Barulah ketika saya sadar saya salah jalan, saya mengambil jalan depan Gramedia lalu ke utara, dan menemukan motor Astrea di trotoar di seberang jalan. Pasti itu Ngopling Asek. Saya memutar, lalu berhenti di pinggir jalan.
Mas Nauval, pemilik street bar Ngopling Asek sedang menyeduh pesanan beberapa orang yang sudah datang duluan di situ. Tahu saya datang, beliau lalu menghentikan pekerjaannya sejenak dan menyambut saya.

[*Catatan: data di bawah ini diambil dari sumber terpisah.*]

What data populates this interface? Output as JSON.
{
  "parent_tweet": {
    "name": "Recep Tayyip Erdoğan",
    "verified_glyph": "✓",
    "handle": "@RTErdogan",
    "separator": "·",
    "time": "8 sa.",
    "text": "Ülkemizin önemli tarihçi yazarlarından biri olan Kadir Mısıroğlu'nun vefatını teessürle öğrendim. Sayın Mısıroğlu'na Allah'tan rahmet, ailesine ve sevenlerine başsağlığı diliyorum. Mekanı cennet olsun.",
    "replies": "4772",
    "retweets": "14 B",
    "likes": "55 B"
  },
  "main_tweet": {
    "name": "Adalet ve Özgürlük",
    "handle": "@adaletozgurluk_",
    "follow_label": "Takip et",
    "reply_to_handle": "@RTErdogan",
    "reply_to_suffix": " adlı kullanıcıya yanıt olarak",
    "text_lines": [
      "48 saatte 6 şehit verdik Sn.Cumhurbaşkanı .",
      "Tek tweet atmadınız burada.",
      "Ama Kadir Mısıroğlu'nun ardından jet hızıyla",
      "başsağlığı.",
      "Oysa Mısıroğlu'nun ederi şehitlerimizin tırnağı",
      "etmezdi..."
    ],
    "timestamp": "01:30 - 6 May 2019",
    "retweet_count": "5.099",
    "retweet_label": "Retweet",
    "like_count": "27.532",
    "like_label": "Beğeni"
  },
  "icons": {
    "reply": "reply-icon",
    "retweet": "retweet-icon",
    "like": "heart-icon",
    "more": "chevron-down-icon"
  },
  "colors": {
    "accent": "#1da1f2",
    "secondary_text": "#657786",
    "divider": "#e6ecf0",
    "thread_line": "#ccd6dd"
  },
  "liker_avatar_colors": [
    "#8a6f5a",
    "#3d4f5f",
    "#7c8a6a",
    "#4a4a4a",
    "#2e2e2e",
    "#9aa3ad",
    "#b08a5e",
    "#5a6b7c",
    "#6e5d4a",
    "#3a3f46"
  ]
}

Saya pesan kopi gula aren (apa lagi kalau bukan itu?), lalu menunggu di trotoar sembari melihat motor lalu lalang. Tempatnya ternyata menyenangkan, meski hanya berada di trotoar. Saya jadi setuju juga kalau ada yang bilang Jogja itu romantis. Meski ya, setelah itu ada rombongan ngabers Vespa yang atraksi di jalanan bikin konten.
Berawal dari belajar latte
Setelah sejam menunggu, barulah Mas Nauval selo. Tak berlama-lama, saya langsung bertanya apa alasan dia bikin Ngopling Asek ini. Sembari menyulut Avolution, beliau menjawab semua berawal dari usaha dia belajar latte secara otodidak. Meski otodidak, tentu saja ada modal yang keluar. Lalu dia berpikir, modal yang dia keluarkan bisa jadi penghasilan. Akhirnya, dia belajar ke beberapa bakul starling dan street bar yang lain. Setelah modal terkumpul, barulah dia berani buka.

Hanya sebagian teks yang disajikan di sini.